Немецкий народ собирается, слушает оперу Вагнера и осознает, что он является тем, что он видит на сцене. Народу со сцены является его сущность. Это вообще любопытное понимание воздействия произведения искусства. Сам композитор давал повод его так интерпретировать: народу является некая его прасущность, его дух, прошлое, которого при этом никогда не было. Но предполагается, что этот дух предшествует всему, что произойдет в истории, — о чем мы узнаем в разных обрывках мифических сказаний, произведениях литературы. Вагнеровское тотальное произведение искусства собирает все эти осколки с помощью музыки и возводит к отсутствующему основанию.
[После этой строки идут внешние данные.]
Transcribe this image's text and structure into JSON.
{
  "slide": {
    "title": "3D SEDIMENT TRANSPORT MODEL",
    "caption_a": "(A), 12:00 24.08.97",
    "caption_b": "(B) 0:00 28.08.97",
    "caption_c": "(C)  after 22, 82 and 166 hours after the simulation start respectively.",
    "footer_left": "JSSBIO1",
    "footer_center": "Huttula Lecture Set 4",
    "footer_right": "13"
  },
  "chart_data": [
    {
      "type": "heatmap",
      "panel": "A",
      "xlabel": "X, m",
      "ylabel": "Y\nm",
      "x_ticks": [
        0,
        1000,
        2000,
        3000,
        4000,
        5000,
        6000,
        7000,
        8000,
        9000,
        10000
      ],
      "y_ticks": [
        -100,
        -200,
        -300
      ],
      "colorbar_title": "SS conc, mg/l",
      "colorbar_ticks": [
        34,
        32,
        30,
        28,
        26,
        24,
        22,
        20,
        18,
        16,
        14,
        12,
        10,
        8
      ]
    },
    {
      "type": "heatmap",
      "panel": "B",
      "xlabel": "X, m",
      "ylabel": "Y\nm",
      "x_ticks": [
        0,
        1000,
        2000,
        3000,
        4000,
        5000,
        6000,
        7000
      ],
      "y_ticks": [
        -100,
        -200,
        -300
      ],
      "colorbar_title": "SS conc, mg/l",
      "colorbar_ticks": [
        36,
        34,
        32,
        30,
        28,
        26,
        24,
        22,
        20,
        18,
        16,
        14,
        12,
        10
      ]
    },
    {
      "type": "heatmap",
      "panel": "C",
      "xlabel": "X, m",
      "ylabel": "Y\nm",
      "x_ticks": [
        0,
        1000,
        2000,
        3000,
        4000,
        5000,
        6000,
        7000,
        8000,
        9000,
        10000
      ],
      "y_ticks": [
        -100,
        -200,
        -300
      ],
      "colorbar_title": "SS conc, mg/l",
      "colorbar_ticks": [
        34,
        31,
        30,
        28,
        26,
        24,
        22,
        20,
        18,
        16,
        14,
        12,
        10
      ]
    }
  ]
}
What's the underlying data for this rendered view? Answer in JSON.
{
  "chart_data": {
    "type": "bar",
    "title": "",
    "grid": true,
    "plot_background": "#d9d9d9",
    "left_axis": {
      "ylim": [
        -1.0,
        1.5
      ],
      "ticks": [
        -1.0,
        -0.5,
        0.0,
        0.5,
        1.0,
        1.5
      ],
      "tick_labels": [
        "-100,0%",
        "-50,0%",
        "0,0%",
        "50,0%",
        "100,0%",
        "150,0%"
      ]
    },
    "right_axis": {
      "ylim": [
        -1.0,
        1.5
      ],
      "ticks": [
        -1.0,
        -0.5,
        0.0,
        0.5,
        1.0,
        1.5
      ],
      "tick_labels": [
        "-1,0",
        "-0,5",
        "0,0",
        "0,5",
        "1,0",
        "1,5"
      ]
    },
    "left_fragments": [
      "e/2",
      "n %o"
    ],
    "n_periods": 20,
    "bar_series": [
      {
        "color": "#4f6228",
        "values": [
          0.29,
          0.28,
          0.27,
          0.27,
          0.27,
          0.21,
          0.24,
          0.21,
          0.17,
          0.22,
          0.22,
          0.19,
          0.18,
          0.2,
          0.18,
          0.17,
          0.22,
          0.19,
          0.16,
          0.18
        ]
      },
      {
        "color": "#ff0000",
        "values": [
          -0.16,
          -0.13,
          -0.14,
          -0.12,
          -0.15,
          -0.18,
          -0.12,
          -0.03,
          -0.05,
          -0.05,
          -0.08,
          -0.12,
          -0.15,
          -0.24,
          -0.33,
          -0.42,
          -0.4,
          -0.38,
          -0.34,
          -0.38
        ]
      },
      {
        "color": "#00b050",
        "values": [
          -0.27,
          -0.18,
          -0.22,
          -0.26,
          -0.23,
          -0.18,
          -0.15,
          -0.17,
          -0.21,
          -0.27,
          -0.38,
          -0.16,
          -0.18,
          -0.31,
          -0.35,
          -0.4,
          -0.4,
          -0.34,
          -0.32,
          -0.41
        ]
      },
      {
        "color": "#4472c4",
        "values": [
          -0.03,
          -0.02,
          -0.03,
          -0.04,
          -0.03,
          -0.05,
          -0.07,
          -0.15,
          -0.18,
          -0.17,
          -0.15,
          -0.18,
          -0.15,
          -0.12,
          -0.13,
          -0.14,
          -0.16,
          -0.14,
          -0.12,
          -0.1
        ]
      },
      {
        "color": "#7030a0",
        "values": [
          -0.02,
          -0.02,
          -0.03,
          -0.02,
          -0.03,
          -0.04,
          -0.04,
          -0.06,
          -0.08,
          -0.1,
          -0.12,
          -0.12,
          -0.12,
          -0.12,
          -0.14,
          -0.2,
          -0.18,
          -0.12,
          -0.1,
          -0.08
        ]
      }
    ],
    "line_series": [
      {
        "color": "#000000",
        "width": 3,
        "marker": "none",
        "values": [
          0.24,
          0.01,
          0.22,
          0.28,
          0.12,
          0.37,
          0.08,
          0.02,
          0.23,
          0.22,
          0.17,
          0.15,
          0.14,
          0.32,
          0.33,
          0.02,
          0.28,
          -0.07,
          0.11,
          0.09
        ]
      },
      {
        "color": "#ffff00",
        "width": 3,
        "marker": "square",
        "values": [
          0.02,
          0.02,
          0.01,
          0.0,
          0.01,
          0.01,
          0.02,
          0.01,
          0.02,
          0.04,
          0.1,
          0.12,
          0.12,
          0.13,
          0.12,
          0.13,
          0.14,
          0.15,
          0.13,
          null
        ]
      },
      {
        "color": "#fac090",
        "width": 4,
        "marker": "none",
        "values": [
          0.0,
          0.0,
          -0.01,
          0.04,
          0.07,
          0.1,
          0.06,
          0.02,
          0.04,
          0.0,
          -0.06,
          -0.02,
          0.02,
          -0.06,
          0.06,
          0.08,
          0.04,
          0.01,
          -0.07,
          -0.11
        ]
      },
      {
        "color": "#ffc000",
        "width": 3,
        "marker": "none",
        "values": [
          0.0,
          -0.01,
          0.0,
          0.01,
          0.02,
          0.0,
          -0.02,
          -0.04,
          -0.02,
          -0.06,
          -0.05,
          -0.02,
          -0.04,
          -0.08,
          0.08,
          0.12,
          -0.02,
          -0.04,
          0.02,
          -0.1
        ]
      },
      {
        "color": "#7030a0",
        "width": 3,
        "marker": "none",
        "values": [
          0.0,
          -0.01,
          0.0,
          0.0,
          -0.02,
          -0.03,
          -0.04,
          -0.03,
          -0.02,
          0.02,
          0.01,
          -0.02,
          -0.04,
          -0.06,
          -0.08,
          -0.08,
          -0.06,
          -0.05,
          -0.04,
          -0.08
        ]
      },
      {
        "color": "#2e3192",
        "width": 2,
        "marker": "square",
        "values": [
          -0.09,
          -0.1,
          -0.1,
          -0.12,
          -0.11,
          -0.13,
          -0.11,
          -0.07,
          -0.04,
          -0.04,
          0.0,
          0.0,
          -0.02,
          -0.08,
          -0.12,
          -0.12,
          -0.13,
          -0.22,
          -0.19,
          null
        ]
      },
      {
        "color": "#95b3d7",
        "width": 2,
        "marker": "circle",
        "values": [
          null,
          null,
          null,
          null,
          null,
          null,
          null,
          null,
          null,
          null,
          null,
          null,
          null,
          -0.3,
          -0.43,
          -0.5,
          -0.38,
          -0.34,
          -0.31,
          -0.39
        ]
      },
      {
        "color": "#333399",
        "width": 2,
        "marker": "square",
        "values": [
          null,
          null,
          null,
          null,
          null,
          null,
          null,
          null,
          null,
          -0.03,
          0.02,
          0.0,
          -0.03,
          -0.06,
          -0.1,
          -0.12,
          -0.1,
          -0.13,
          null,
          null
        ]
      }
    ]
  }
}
Например, «Кольцо нибелунга» — это такой восстановленный прамиф, дошедший до нас в обрывках «Старшей Эдды», других сказаний. Музыка — это непосредственное явление прамифа, которого никогда не существовало, а прамиф есть сущность народа. Поэтому, когда немцы смотрят его воспроизведение в опере Вагнера, они получают ответ на вопрос «кто мы?». И это то, в чем обычно обвиняют Вагнера, — Диалектика с большой буквы. Потому что получается, что все происходящее на сцене, весь музыкальный материал, вся техника, чувственность — все это подчинено сверхцели, телеологии, которая выдает себя за будущее, но на самом деле находится в прошлом. И прошлое побеждает будущее.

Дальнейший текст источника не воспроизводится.